We now review some examples of problems which can be formulated as a GMP with polynomial data, and discuss the special cases considered in this paper, namely when the set K is a simplex or sphere.

2.3.1 Polynomial and rational optimization

Consider the problem of minimizing a rational function over K:

$$\begin{aligned} p^*= \inf _{\mathbf{x } \in K} \frac{p(\mathbf{x })}{q(\mathbf{x })}, \end{aligned}$$
(5)

where \(q,p \in \mathbb {R[\mathbf{x }]}\) are relatively prime and we may assume \(q(\mathbf{x }) > 0\) for all \(\mathbf{x } \in K\). Indeed, if q changes signs on K, Jibetean and De Klerk [9, Corollary 1] showed that \(p^*= -\infty \). We will in fact make the stronger assumption that \(q(\mathbf{x }) \ge 1\) on K, i.e. that we know a positive lower bound on the minimum of q over K. The optimization problem (5) can be modeled as a GMP:

$$\begin{aligned} \mathrm {val} = \inf _{\mu \in {\mathcal {M}}(K)_+} \left\{ \int _{K} p(\mathbf{x }) \mathrm {d}\mu (\mathbf{x }) : \int _{K} q(\mathbf{x })\mathrm {d}\mu (\mathbf{x }) =1 \right\} . \end{aligned}$$
(6)

The inequality constraint \(\int _{K}\mathrm {d}\mu (\mathbf{x }) \le 1\) is redundant if \(q(\mathbf{x })\ge 1 \; \forall \mathbf{x } \in K\) and can be added to obtain a problem of form (1). Note that setting \(q(\mathbf{x }) = 1\) for all \(\mathbf{x } \in K\) problem (5) becomes a polynomial optimization problem.

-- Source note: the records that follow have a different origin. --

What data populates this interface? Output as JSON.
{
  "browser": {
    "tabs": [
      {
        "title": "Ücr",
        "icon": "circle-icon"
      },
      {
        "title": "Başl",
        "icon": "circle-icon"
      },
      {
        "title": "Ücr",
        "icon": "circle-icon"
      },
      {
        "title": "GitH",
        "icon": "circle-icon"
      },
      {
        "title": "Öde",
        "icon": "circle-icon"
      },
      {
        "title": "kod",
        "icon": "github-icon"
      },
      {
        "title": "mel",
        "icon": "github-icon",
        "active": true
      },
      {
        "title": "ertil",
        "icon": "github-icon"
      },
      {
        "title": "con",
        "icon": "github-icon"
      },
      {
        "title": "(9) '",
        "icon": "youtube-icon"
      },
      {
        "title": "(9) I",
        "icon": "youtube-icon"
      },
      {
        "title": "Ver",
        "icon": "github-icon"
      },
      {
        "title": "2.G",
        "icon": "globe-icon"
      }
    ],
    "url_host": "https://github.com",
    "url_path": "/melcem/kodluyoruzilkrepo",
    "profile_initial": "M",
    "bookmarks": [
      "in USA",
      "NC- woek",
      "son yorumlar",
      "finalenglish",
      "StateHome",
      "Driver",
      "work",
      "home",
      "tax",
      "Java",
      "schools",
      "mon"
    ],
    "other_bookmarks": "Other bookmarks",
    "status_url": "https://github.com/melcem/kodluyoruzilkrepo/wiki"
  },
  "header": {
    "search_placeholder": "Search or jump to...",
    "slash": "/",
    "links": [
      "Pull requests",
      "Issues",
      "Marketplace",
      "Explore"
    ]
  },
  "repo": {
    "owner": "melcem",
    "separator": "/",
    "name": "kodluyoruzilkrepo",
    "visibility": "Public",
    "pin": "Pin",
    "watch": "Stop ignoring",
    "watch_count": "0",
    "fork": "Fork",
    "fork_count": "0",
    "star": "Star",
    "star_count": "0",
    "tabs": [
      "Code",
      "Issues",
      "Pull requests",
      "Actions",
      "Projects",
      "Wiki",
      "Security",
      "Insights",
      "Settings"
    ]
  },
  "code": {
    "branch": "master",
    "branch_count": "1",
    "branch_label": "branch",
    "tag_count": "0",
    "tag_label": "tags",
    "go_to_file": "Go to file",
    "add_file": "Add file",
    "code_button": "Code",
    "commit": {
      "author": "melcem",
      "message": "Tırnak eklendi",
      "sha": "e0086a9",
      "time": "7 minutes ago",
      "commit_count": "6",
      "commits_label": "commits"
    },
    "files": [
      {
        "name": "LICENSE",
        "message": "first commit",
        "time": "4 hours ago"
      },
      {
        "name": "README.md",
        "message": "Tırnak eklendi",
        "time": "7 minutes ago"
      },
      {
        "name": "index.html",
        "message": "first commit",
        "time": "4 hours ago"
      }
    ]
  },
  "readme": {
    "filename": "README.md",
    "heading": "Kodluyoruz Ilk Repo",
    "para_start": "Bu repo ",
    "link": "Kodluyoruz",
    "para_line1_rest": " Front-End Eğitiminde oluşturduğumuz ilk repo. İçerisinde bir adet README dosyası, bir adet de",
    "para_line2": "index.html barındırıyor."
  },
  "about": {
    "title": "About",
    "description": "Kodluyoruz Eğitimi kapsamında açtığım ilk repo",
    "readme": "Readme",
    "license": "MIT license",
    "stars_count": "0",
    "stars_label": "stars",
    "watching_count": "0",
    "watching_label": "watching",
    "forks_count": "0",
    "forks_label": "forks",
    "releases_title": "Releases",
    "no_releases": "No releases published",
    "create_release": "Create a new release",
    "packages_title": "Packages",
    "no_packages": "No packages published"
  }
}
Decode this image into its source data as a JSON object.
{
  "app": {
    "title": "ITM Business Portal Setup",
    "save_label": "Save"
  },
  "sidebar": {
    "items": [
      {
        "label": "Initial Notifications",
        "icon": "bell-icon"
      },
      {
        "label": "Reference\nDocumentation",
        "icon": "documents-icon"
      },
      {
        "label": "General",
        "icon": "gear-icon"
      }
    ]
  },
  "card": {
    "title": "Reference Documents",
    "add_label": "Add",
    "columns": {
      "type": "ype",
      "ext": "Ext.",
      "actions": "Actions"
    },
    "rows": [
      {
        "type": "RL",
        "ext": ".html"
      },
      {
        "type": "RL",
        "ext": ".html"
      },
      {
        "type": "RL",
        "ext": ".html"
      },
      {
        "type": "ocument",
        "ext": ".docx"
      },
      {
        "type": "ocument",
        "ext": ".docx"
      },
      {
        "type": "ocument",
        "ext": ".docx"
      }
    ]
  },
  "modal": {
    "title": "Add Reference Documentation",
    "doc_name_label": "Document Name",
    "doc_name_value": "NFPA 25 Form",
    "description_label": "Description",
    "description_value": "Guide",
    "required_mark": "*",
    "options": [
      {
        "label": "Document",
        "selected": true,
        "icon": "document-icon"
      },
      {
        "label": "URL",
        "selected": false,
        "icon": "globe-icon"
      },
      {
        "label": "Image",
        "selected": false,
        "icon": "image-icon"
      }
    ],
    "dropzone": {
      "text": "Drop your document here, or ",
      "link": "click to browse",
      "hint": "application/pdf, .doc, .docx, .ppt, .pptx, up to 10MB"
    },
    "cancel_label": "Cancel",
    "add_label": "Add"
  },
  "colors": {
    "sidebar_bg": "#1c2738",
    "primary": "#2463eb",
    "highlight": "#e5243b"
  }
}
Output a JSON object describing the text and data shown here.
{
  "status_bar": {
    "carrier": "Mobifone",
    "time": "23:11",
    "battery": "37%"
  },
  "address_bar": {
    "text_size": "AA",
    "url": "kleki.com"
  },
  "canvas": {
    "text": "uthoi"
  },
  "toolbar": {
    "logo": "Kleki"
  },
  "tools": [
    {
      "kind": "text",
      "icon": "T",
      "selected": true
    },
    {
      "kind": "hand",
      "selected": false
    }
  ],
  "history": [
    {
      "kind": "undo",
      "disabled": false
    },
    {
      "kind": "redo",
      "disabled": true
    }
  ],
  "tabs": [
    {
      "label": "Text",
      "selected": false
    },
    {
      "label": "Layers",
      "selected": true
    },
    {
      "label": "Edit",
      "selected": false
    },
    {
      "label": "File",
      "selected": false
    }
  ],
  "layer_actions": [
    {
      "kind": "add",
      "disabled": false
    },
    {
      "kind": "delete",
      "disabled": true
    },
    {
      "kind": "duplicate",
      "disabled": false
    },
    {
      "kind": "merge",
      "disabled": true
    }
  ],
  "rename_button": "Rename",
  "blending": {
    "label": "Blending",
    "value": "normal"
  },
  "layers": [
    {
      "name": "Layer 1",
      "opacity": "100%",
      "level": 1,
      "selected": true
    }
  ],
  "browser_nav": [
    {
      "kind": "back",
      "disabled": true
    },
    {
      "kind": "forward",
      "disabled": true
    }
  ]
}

We now consider the special case where K is the simplex. Motzkin and Strauss [12] showed that the maximum stable set problem can be formulated as a quadratic polynomial optimization problem over the simplex. Indeed, for a graph G with adjacency matrix adjacency matrix A,

$$\begin{aligned} \frac{1}{\alpha (G)} = \min _{\mathbf{x } \in \varDelta _{n-1}} \mathbf{x }^T(A + I)\mathbf{x }, \end{aligned}$$

where I is the identity matrix, and \(\alpha (G)\) is the stable set number (independence number) of G. This gives a quadratic polynomial optimization problem over the simplex, that may be written as the GMP (6) with \(p(\mathbf{x }) = \mathbf{x }^T(A + I)\mathbf{x }\) and \(q(\mathbf{x }) \equiv 1\).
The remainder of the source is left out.